I’ve gotten into arguments with other readers that Lewis tends to be a bit heavy-handed. He wrote in the same period as other American greats like Fitzgerald, Hemingway, and Faulkner, though. If you’ve read any of those, you know that early 20th Century American literature is often plagued with heavy-handedness and “hit you over the head” morality. Let’s face it–it was all the rage back then. And it got much worse a couple of decades later (see everything written by John Steinbeck). So take that aspect of it with a grain of salt, okay?
Also keep in mind that this novel was originally written as a serial, so if it seems periodically that you are being steered over a cliff to hang there, there is a reason for that. The original format was to keep the readers coming back for the next installment. So the seams show a little. It is really not all that distracting, and makes for a fairly brisk pace and an interesting read.

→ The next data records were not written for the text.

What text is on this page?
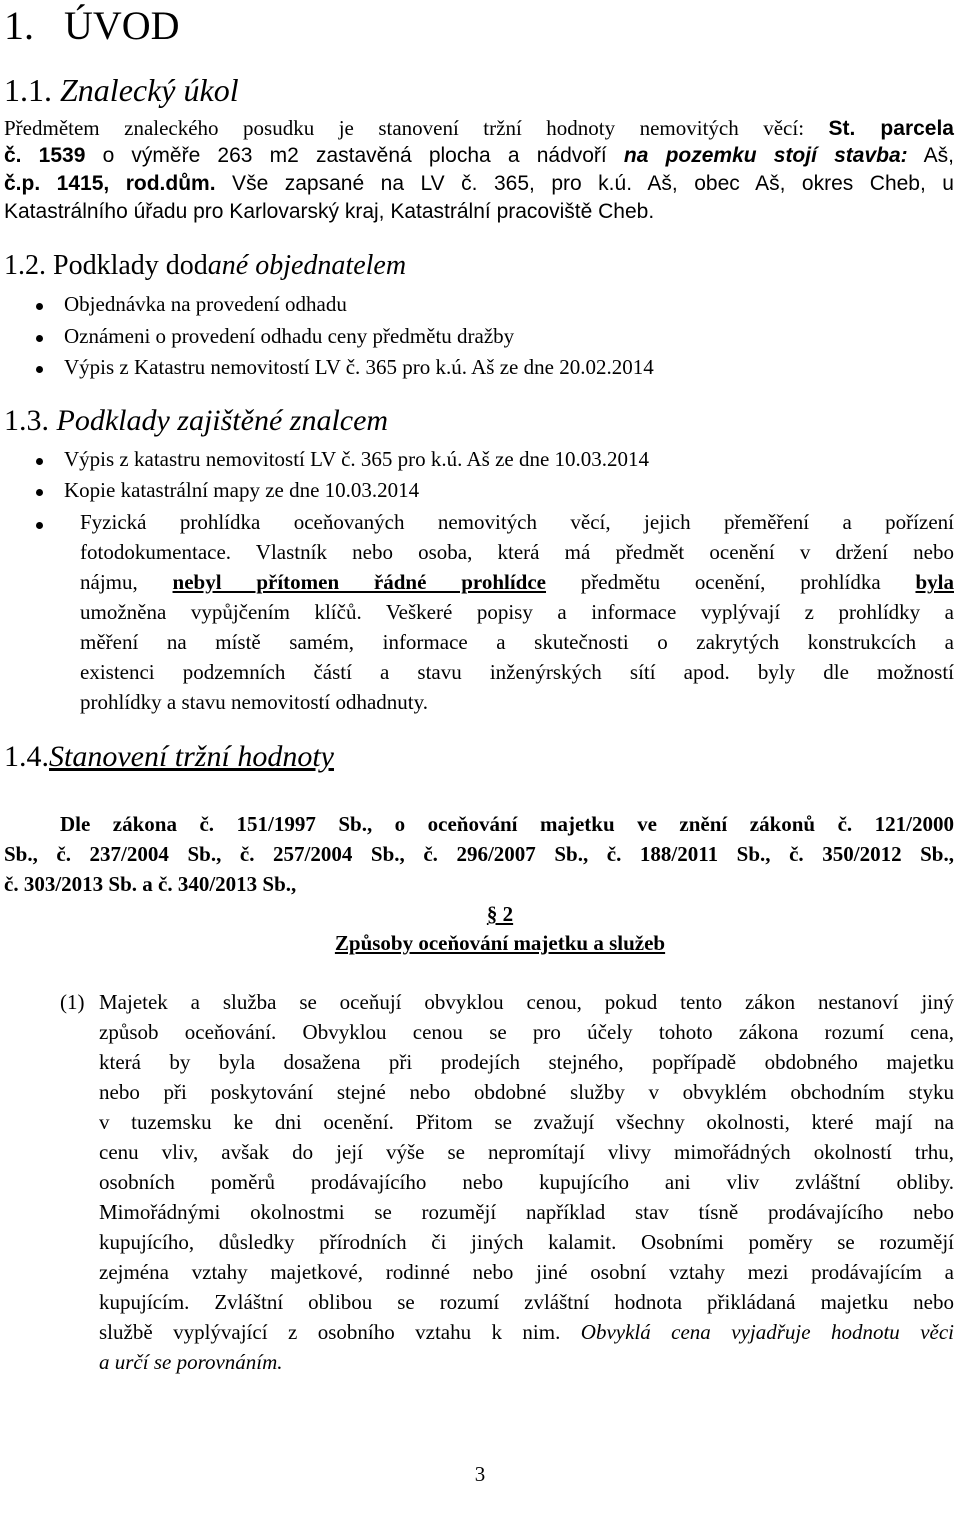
1. ÚVOD
1.1. Znalecký úkol
Předmětem znaleckého posudku je stanovení tržní hodnoty nemovitých věcí: St. parcela
č. 1539 o výměře 263 m2 zastavěná plocha a nádvoří na pozemku stojí stavba: Aš,
č.p. 1415, rod.dům. Vše zapsané na LV č. 365, pro k.ú. Aš, obec Aš, okres Cheb, u
Katastrálního úřadu pro Karlovarský kraj, Katastrální pracoviště Cheb.
1.2. Podklady dodané objednatelem
Objednávka na provedení odhadu
Oznámeni o provedení odhadu ceny předmětu dražby
Výpis z Katastru nemovitostí LV č. 365 pro k.ú. Aš ze dne 20.02.2014
1.3. Podklady zajištěné znalcem
Výpis z katastru nemovitostí LV č. 365 pro k.ú. Aš ze dne 10.03.2014
Kopie katastrální mapy ze dne 10.03.2014
Fyzická prohlídka oceňovaných nemovitých věcí, jejich přeměření a pořízení
fotodokumentace. Vlastník nebo osoba, která má předmět ocenění v držení nebo
nájmu, nebyl přítomen řádné prohlídce předmětu ocenění, prohlídka byla
umožněna vypůjčením klíčů. Veškeré popisy a informace vyplývají z prohlídky a
měření na místě samém, informace a skutečnosti o zakrytých konstrukcích a
existenci podzemních částí a stavu inženýrských sítí apod. byly dle možností
prohlídky a stavu nemovitostí odhadnuty.
1.4.Stanovení tržní hodnoty
Dle zákona č. 151/1997 Sb., o oceňování majetku ve znění zákonů č. 121/2000
Sb., č. 237/2004 Sb., č. 257/2004 Sb., č. 296/2007 Sb., č. 188/2011 Sb., č. 350/2012 Sb.,
č. 303/2013 Sb. a č. 340/2013 Sb.,
§ 2
Způsoby oceňování majetku a služeb
(1) Majetek a služba se oceňují obvyklou cenou, pokud tento zákon nestanoví jiný
způsob oceňování. Obvyklou cenou se pro účely tohoto zákona rozumí cena,
která by byla dosažena při prodejích stejného, popřípadě obdobného majetku
nebo při poskytování stejné nebo obdobné služby v obvyklém obchodním styku
v tuzemsku ke dni ocenění. Přitom se zvažují všechny okolnosti, které mají na
cenu vliv, avšak do její výše se nepromítají vlivy mimořádných okolností trhu,
osobních poměrů prodávajícího nebo kupujícího ani vliv zvláštní obliby.
Mimořádnými okolnostmi se rozumějí například stav tísně prodávajícího nebo
kupujícího, důsledky přírodních či jiných kalamit. Osobními poměry se rozumějí
zejména vztahy majetkové, rodinné nebo jiné osobní vztahy mezi prodávajícím a
kupujícím. Zvláštní oblibou se rozumí zvláštní hodnota přikládaná majetku nebo
službě vyplývající z osobního vztahu k nim. Obvyklá cena vyjadřuje hodnotu věci
a určí se porovnáním.
3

Now with the negatives out of the way, I can inflate your hopes with a bit of faint praise. Though the characterizations of the main protagonist Claire Boltwood and her love interest Milt Dagget just barely rise from the two-dimensional, the two do have their moments. They seem to grow and mature as the novel progresses, which endears them to the reader.

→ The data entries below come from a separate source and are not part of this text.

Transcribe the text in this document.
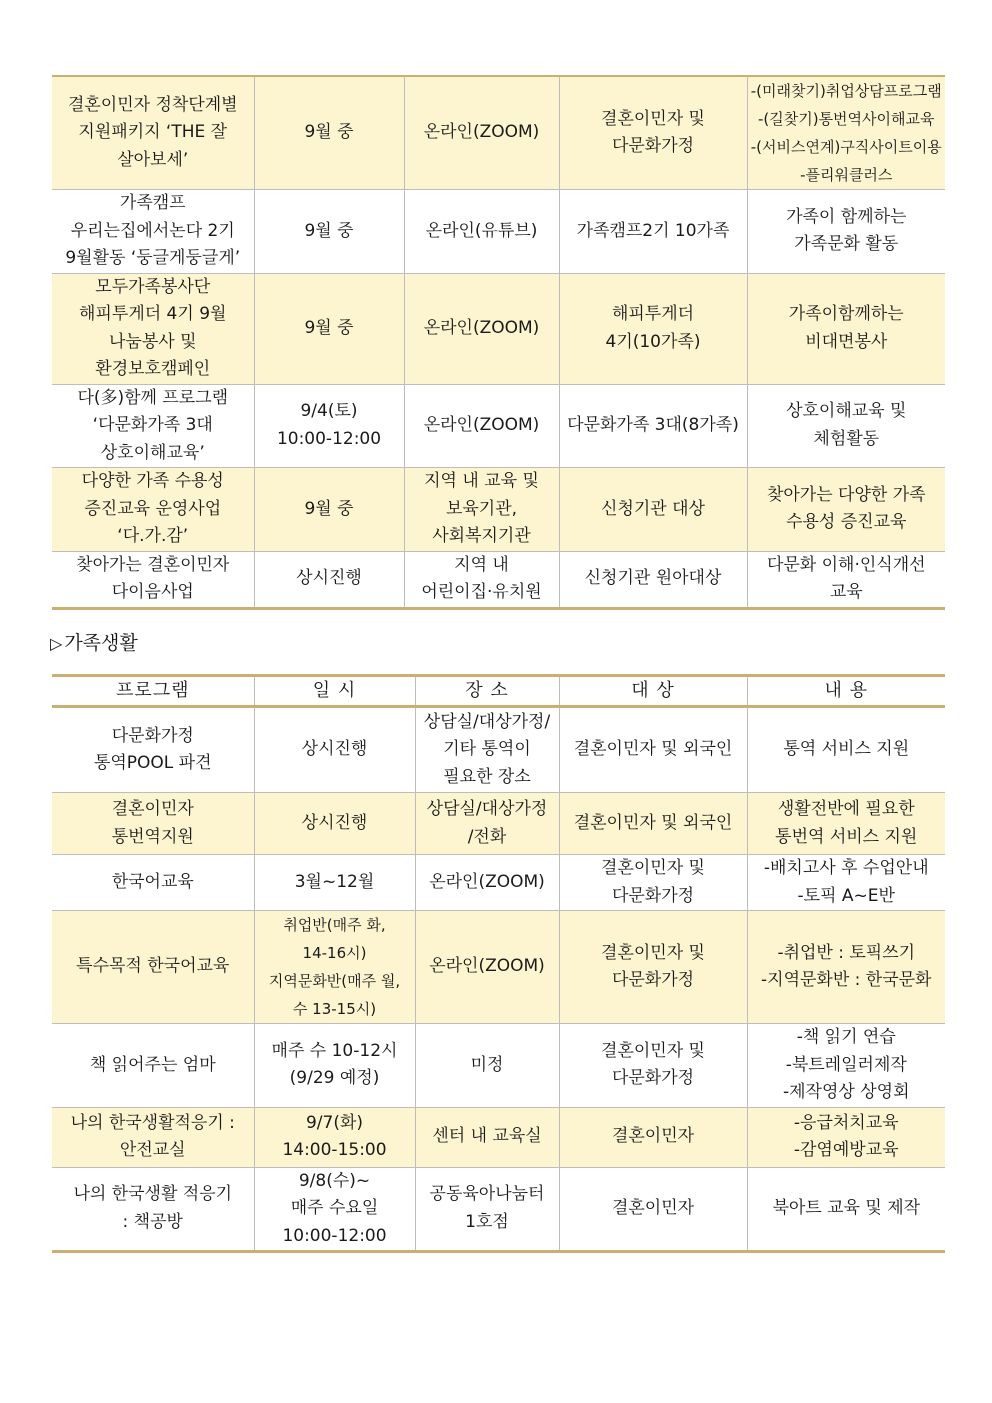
결혼이민자 정착단계별
지원패키지 ‘THE 잘
살아보세’	9월 중	온라인(ZOOM)	결혼이민자 및
다문화가정	-(미래찾기)취업상담프로그램
-(길찾기)통번역사이해교육
-(서비스연계)구직사이트이용
-플리워클러스

가족캠프
우리는집에서논다 2기
9월활동 ‘둥글게둥글게’	9월 중	온라인(유튜브)	가족캠프2기 10가족	가족이 함께하는
가족문화 활동

모두가족봉사단
해피투게더 4기 9월
나눔봉사 및
환경보호캠페인	9월 중	온라인(ZOOM)	해피투게더
4기(10가족)	가족이함께하는
비대면봉사

다(多)함께 프로그램
‘다문화가족 3대
상호이해교육’	9/4(토)
10:00-12:00	온라인(ZOOM)	다문화가족 3대(8가족)	상호이해교육 및
체험활동

다양한 가족 수용성
증진교육 운영사업
‘다.가.감’	9월 중	지역 내 교육 및
보육기관,
사회복지기관	신청기관 대상	찾아가는 다양한 가족
수용성 증진교육

찾아가는 결혼이민자
다이음사업	상시진행	지역 내
어린이집·유치원	신청기관 원아대상	다문화 이해·인식개선
교육
▷ 가족생활
프로그램	일 시	장 소	대 상	내 용

다문화가정
통역POOL 파견	상시진행	상담실/대상가정/
기타 통역이
필요한 장소	결혼이민자 및 외국인	통역 서비스 지원

결혼이민자
통번역지원	상시진행	상담실/대상가정
/전화	결혼이민자 및 외국인	생활전반에 필요한
통번역 서비스 지원

한국어교육	3월~12월	온라인(ZOOM)	결혼이민자 및
다문화가정	-배치고사 후 수업안내
-토픽 A~E반

특수목적 한국어교육	취업반(매주 화,
14-16시)
지역문화반(매주 월,
수 13-15시)	온라인(ZOOM)	결혼이민자 및
다문화가정	-취업반 : 토픽쓰기
-지역문화반 : 한국문화

책 읽어주는 엄마	매주 수 10-12시
(9/29 예정)	미정	결혼이민자 및
다문화가정	-책 읽기 연습
-북트레일러제작
-제작영상 상영회

나의 한국생활적응기 :
안전교실	9/7(화)
14:00-15:00	센터 내 교육실	결혼이민자	-응급처치교육
-감염예방교육

나의 한국생활 적응기
: 책공방	9/8(수)~
매주 수요일
10:00-12:00	공동육아나눔터
1호점	결혼이민자	북아트 교육 및 제작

Claire is a bit of a feminist before such portrayals of women were commonplace. She decides to break free of her privileged, high-society life and travel cross-country by car. Doing so in 1919 when the novel was written was an endeavor not much less daring than heading over the prairie in a covered wagon, but she does it anyway. She would have come off as more of a brave heroine had she not taken her father with her, but the reader grows used to that and even somewhat fond of the father-daughter relationship.
Dagget seems a bit more hackneyed in the beginning of the novel. He even veers into creepy territory as he stalks Claire cross-country, but I’m willing to admit that also may be my modern day cynicism affecting my interpretation. Many love stories involve borderline stalking behavior, so I tried to overlook that. He also redeems himself as the story progresses, proving to the reader he really does care about the heroine. And given that many of the characters are stuffy rich people, Milt as the relatable Everyman works somehow. It may be a bit obvious, but it still works.

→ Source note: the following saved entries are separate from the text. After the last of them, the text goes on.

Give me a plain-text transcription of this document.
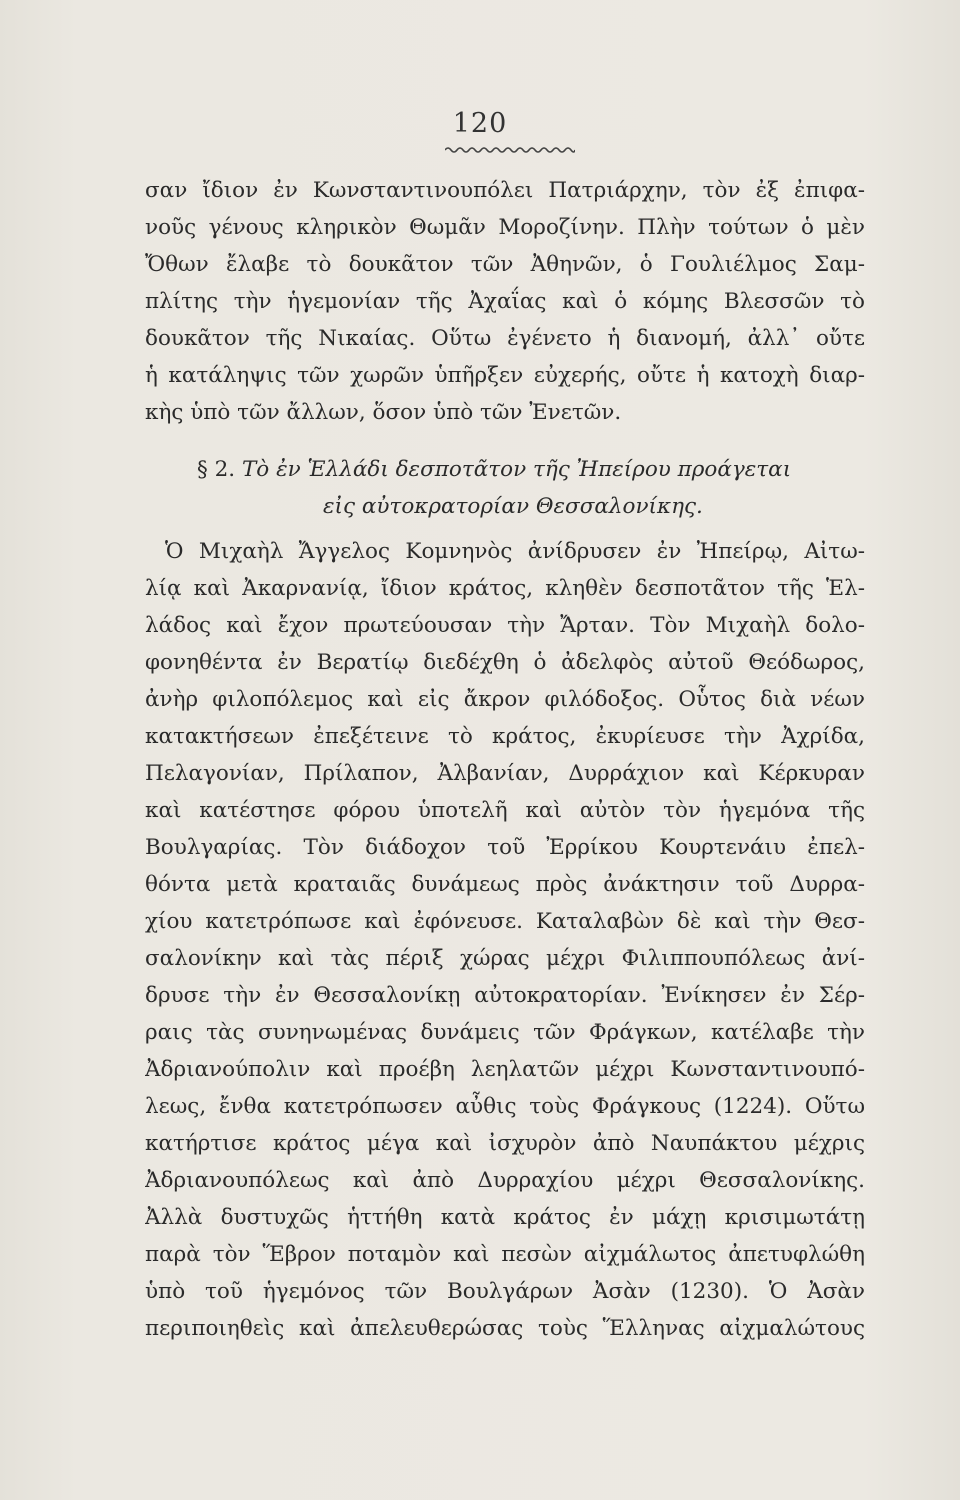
120
σαν ἴδιον ἐν Κωνσταντινουπόλει Πατριάρχην, τὸν ἐξ ἐπιφα-
νοῦς γένους κληρικὸν Θωμᾶν Μοροζίνην. Πλὴν τούτων ὁ μὲν
Ὄθων ἔλαβε τὸ δουκᾶτον τῶν Ἀθηνῶν, ὁ Γουλιέλμος Σαμ-
πλίτης τὴν ἡγεμονίαν τῆς Ἀχαΐας καὶ ὁ κόμης Βλεσσῶν τὸ
δουκᾶτον τῆς Νικαίας. Οὕτω ἐγένετο ἡ διανομή, ἀλλ᾽ οὔτε
ἡ κατάληψις τῶν χωρῶν ὑπῆρξεν εὐχερής, οὔτε ἡ κατοχὴ διαρ-
κὴς ὑπὸ τῶν ἄλλων, ὅσον ὑπὸ τῶν Ἐνετῶν.
§ 2. Τὸ ἐν Ἑλλάδι δεσποτᾶτον τῆς Ἠπείρου προάγεται
εἰς αὐτοκρατορίαν Θεσσαλονίκης.
Ὁ Μιχαὴλ Ἄγγελος Κομνηνὸς ἀνίδρυσεν ἐν Ἠπείρῳ, Αἰτω-
λίᾳ καὶ Ἀκαρνανίᾳ, ἴδιον κράτος, κληθὲν δεσποτᾶτον τῆς Ἑλ-
λάδος καὶ ἔχον πρωτεύουσαν τὴν Ἄρταν. Τὸν Μιχαὴλ δολο-
φονηθέντα ἐν Βερατίῳ διεδέχθη ὁ ἀδελφὸς αὐτοῦ Θεόδωρος,
ἀνὴρ φιλοπόλεμος καὶ εἰς ἄκρον φιλόδοξος. Οὗτος διὰ νέων
κατακτήσεων ἐπεξέτεινε τὸ κράτος, ἐκυρίευσε τὴν Ἀχρίδα,
Πελαγονίαν, Πρίλαπον, Ἀλβανίαν, Δυρράχιον καὶ Κέρκυραν
καὶ κατέστησε φόρου ὑποτελῆ καὶ αὐτὸν τὸν ἡγεμόνα τῆς
Βουλγαρίας. Τὸν διάδοχον τοῦ Ἐρρίκου Κουρτενάιυ ἐπελ-
θόντα μετὰ κραταιᾶς δυνάμεως πρὸς ἀνάκτησιν τοῦ Δυρρα-
χίου κατετρόπωσε καὶ ἐφόνευσε. Καταλαβὼν δὲ καὶ τὴν Θεσ-
σαλονίκην καὶ τὰς πέριξ χώρας μέχρι Φιλιππουπόλεως ἀνί-
δρυσε τὴν ἐν Θεσσαλονίκῃ αὐτοκρατορίαν. Ἐνίκησεν ἐν Σέρ-
ραις τὰς συνηνωμένας δυνάμεις τῶν Φράγκων, κατέλαβε τὴν
Ἀδριανούπολιν καὶ προέβη λεηλατῶν μέχρι Κωνσταντινουπό-
λεως, ἔνθα κατετρόπωσεν αὖθις τοὺς Φράγκους (1224). Οὕτω
κατήρτισε κράτος μέγα καὶ ἰσχυρὸν ἀπὸ Ναυπάκτου μέχρις
Ἀδριανουπόλεως καὶ ἀπὸ Δυρραχίου μέχρι Θεσσαλονίκης.
Ἀλλὰ δυστυχῶς ἡττήθη κατὰ κράτος ἐν μάχῃ κρισιμωτάτῃ
παρὰ τὸν Ἕβρον ποταμὸν καὶ πεσὼν αἰχμάλωτος ἀπετυφλώθη
ὑπὸ τοῦ ἡγεμόνος τῶν Βουλγάρων Ἀσὰν (1230). Ὁ Ἀσὰν
περιποιηθεὶς καὶ ἀπελευθερώσας τοὺς Ἕλληνας αἰχμαλώτους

Overall, this is a charming read. It is a female “On the Road” thirty years before Jack Kerouac. It may not have the most developed characters, but the story is engaging and fast-paced. The story may change speeds once the journey cross-country ends in Seattle, but there is new drama to be explored there.
Though I wouldn’t recommend it for those new to Sinclair Lewis, it is definitely worth checking out for anyone who is more familiar with his other, later works. Lewis is a little green here, but still shows the reader a good time.